Doxygen markup seems to cause py3 string parsing to sometimes fail

natelust · August 23, 2016, 4:50pm

When porting code to python 3, I came across a situation where the doxygen markup seems to tell python that we are trying to write a unicode literal, and importing the file fails with the error:

Traceback (most recent call last):
  File "tests/testPsfIO.py", line 44, in <module>
    import lsst.meas.algorithms as algorithms
  File "/Users/nate/repos_lsst/meas_algorithms/python/lsst/meas/algorithms/__init__.py", line 29, in <module>
    from .detection import *
  File "/Users/nate/repos_lsst/meas_algorithms/python/lsst/meas/algorithms/detection.py", line 211
    """
SyntaxError: (unicode error) 'unicodeescape' codec can't decode bytes in position 2129-2130: truncated \uXXXX escape

The docstring itself can be seen on: Github. Prefixing the docstring with r (telling python a raw string is desired) fixes the problem. I am wary of embedding the escape character in the docstring itself, as it may interfere with doxygen generation. Does anyone have thoughts or preferences?

timj · August 23, 2016, 4:55pm

Specifically it’s the \util line in the string. That, obviously, isn’t allowed in a python 3 strings.

>>> type("\until")
  File "<stdin>", line 1
SyntaxError: (unicode error) 'unicodeescape' codec can't decode bytes in position 0-1: truncated \uXXXX escape

It looks like r"" might be the only option until we implement RFC-214.

>>> r"\until"
'\\until'

jsick · August 23, 2016, 4:56pm

I looked at what PEP 257 recommends and they say this:

For consistency, always use “”“triple double quotes”"" around docstrings.

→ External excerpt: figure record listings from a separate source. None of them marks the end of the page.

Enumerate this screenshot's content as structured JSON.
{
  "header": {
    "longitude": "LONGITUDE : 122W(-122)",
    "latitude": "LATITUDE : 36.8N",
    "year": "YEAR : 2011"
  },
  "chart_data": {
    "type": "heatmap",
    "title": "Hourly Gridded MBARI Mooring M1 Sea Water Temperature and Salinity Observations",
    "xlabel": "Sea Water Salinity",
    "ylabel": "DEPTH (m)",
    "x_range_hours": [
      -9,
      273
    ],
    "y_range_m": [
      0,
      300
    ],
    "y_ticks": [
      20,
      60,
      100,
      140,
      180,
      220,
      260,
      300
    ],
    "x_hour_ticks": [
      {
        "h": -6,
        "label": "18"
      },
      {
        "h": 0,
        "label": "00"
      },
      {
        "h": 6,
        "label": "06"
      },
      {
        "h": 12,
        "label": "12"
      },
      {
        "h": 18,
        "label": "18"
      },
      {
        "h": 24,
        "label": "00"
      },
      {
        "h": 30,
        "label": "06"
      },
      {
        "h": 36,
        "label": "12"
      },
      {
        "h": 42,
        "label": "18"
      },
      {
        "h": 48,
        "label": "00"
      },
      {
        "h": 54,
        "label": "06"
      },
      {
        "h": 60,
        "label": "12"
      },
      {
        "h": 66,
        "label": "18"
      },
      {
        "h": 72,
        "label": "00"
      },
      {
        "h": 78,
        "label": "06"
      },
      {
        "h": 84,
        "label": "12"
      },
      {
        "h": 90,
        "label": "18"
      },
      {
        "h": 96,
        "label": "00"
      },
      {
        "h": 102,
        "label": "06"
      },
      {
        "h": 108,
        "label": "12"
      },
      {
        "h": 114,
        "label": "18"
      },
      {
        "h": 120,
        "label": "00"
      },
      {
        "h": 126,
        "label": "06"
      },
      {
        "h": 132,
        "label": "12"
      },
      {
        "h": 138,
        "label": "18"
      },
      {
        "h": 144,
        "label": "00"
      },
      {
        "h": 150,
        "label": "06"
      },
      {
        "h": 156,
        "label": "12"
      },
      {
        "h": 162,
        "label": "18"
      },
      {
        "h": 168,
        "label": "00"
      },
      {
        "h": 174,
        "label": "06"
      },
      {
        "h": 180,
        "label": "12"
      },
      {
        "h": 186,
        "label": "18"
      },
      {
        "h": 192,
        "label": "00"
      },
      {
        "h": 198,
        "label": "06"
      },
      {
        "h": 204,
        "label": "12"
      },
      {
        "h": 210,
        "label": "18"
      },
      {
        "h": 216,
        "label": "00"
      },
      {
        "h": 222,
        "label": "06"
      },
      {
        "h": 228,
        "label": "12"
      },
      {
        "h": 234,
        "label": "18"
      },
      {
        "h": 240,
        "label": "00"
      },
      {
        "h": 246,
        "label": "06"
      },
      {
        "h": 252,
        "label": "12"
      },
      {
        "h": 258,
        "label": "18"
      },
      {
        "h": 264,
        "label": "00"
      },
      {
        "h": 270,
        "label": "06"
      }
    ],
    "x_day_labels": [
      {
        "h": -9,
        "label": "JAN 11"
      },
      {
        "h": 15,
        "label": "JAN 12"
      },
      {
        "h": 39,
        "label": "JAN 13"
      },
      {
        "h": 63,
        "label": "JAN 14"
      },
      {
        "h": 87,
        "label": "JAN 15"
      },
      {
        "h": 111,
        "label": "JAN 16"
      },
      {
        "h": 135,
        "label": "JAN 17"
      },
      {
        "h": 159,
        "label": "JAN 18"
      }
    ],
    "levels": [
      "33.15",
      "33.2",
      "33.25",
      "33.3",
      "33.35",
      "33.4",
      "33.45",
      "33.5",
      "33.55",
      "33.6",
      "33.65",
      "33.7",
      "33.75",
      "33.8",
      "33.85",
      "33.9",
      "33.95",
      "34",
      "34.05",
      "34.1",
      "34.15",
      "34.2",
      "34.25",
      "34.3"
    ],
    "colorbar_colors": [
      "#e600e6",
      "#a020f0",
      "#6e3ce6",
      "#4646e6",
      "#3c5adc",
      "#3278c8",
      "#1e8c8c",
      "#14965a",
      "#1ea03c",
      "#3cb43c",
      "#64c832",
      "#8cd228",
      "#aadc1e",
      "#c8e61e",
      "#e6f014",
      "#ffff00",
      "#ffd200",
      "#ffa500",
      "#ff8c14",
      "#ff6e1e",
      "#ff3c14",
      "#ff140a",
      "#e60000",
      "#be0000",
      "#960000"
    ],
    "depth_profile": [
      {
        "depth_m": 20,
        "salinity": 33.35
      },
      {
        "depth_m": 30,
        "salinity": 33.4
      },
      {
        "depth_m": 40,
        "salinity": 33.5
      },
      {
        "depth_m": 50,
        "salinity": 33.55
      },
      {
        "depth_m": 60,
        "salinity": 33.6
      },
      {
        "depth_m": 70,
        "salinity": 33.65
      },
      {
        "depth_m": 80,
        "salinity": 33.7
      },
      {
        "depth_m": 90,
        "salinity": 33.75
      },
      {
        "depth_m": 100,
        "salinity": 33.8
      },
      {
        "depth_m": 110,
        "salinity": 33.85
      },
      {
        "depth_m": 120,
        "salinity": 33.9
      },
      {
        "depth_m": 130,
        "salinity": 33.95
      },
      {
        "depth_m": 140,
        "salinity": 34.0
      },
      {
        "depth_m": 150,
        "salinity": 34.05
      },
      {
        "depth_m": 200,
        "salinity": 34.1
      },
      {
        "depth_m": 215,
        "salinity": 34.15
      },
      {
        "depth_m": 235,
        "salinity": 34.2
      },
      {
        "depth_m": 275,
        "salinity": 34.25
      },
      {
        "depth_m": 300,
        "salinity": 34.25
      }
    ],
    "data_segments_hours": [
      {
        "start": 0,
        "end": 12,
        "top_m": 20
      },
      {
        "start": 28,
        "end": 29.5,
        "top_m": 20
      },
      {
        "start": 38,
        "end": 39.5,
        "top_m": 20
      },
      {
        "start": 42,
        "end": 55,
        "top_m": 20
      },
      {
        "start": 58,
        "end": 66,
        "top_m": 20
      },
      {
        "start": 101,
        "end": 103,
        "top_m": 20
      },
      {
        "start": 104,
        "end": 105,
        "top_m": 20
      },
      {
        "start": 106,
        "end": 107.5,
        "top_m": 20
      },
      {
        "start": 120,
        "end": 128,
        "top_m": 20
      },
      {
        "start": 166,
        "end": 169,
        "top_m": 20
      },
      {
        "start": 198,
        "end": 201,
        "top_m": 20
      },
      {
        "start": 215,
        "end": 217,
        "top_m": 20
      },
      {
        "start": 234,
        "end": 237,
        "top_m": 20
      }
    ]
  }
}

Use r""“raw triple double quotes”"" if you use any backslashes in your docstrings. For Unicode docstrings, use u""“Unicode triple-quoted strings”"" .

So it seems that using raw strings for the current generation of doxygen-marked-up docstrings is the way to go. Numpydoc won’t have this issue (maybe for latex math in docstrings, but I don’t recall ever doing anything special in those cases).

natelust · August 23, 2016, 5:00pm

That is what I figured, but I wanted to get other input before I just did it.

KSK · August 23, 2016, 5:06pm

I’m fairly surprised this hasn’t come up before. We use \until liberally in doxygen, so this will come up again.

rowen · August 23, 2016, 5:10pm

Why not just use @util instead of \util and so on for all doxygen commands?

KSK · August 23, 2016, 5:11pm

Was that an intentional change in spelling? Is \until actually identical to @until?

jbosch · August 23, 2016, 5:11pm

+1

I tend to prefer “@” over “” in Doxygen universally (even in C++) for similar reasons - almost everything tries to interpret “”, but only Doxygen (of the things we run on our source files) pays attention to “@”.

timj · August 23, 2016, 5:26pm

Python 2, as is its wont, is far more relaxed about unicode in general so just silently ignores any unicode issues in strings. Python 3 cares deeply about unicode so complains.